Curated + code-verified software engineering talent - syed99
https://gradberry.com/

======
iba99
Hey guys, founder here! Happy to field your questions. We moved out to Bay
Area in January of this year, and are excited to be working with startups to
curate and recommend software engineering talent. Here's how we envision the
future of recruitment: 1- Curating talent based on actual work performed: i.e.

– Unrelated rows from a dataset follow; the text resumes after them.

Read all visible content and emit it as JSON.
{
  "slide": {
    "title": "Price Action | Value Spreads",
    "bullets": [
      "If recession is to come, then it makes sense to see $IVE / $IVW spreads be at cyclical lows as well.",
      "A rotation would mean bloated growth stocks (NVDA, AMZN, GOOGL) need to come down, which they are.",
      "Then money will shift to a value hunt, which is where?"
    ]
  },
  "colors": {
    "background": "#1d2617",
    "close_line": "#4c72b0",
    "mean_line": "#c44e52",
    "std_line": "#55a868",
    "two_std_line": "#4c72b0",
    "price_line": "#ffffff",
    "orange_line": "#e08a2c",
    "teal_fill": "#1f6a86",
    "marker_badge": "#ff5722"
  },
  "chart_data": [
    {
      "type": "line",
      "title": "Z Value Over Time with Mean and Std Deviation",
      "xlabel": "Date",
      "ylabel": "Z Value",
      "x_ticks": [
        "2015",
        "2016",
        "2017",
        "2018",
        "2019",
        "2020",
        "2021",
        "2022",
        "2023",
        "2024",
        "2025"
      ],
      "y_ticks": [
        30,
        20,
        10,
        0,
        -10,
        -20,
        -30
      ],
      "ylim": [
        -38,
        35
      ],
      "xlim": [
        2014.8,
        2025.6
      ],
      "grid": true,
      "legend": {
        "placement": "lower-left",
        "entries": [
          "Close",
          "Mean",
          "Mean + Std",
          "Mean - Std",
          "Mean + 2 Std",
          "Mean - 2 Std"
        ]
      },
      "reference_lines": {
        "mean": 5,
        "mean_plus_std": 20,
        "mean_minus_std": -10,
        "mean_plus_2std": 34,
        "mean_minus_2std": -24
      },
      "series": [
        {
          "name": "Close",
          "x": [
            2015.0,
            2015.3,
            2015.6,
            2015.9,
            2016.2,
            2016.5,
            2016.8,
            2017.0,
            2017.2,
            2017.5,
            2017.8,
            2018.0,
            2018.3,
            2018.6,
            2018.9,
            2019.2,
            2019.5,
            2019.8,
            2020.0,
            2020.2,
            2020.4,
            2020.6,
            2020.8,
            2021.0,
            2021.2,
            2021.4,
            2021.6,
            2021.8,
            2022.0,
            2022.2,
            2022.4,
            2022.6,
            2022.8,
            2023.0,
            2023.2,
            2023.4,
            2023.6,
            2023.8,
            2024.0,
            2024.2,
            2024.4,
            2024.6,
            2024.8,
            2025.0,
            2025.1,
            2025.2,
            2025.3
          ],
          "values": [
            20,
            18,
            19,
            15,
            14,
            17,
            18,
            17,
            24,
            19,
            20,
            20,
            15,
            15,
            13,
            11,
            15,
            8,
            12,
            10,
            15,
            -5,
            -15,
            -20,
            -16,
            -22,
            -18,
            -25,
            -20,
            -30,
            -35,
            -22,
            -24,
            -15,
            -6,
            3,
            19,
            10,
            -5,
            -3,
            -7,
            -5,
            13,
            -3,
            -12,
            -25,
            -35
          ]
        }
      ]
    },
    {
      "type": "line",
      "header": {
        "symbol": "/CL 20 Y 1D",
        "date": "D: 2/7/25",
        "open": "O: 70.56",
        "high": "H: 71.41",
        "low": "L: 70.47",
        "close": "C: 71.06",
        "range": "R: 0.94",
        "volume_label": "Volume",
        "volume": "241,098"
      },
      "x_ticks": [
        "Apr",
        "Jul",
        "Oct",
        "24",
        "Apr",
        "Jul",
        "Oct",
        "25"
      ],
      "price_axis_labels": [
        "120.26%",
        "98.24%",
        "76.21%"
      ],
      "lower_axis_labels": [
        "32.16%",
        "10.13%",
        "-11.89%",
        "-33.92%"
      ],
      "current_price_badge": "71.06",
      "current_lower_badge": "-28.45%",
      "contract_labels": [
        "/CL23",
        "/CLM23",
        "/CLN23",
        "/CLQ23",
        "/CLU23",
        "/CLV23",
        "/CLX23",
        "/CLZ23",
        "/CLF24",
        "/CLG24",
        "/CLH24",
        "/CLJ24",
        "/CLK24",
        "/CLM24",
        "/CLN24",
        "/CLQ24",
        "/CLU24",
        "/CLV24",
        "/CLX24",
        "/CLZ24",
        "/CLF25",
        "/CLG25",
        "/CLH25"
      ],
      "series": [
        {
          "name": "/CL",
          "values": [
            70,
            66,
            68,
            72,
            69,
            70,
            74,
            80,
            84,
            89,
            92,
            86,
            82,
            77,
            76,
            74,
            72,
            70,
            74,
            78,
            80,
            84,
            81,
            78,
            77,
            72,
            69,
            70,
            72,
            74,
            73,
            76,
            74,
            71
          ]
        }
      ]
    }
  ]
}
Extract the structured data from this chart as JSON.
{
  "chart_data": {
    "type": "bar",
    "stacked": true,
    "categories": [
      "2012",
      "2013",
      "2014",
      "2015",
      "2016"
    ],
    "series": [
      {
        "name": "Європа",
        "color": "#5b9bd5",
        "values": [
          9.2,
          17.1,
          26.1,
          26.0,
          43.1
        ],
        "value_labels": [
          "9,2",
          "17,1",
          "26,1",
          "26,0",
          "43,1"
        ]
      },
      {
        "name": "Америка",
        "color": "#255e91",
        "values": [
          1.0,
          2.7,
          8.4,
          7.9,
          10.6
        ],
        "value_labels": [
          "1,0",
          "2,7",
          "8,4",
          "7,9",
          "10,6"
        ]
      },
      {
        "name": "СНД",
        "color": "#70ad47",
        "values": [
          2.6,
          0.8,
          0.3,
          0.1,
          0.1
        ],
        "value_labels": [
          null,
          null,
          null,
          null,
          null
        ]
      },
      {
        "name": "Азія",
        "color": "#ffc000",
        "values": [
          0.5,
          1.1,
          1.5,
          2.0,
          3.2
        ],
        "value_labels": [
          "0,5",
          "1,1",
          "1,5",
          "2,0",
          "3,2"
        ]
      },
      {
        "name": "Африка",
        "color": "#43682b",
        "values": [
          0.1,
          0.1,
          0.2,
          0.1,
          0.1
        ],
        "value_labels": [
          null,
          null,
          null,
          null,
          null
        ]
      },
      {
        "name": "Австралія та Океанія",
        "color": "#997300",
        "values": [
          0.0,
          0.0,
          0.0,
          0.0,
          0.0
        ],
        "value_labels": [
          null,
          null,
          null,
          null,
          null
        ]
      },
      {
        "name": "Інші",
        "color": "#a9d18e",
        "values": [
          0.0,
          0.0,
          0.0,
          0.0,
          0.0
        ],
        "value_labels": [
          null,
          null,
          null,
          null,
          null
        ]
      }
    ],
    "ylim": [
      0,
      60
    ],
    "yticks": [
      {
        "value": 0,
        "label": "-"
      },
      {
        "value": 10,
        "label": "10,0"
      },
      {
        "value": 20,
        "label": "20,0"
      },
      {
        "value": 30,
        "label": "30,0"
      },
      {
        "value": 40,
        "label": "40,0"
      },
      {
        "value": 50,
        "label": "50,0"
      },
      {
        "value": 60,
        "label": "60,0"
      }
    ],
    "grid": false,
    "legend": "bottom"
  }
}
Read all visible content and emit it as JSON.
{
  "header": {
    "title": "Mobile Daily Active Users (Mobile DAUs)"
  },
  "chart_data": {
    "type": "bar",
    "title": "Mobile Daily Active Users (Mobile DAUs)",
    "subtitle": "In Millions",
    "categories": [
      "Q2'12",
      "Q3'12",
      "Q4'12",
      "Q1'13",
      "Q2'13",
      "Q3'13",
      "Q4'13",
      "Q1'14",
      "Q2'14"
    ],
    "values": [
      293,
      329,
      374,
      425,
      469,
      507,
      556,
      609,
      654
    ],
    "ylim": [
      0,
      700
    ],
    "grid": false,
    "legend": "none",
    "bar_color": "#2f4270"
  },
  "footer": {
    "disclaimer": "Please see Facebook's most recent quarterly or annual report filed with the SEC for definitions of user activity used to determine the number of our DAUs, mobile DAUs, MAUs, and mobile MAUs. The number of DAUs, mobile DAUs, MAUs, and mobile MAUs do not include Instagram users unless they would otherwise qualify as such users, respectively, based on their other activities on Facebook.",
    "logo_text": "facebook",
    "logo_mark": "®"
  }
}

with software engineering talent, our engineers are consistently checking code
repositories on github for selected candidates, and we're building out
algorithms that can actually decipher whether the candidate can plug in to a
startup's code base as soon as they join. 2- Timed scenario-based challenges:
Our challenges will identify the "ideal" candidate for the startup by
assessing current employees at a startup, and timed scenarios determine how
quickly a candidate can -write clean code or even -make cold calls and meet
sales quotas. Our sales challenge has been able to accurately determine the
likelihood of sales performance, and candidates achieving a score of 85% or
higher have been able to achieve sales quotas. 3- Actual skills gap
assessment: We're building out a trending skill engine (in beta), that
determines which skills employers are consistently searching for. This allows
us to advise a candidate exactly WHY they aren't getting hired. For e.g. C++
or Java developers who should consider learning Python or Ruby or Marketing
graduate.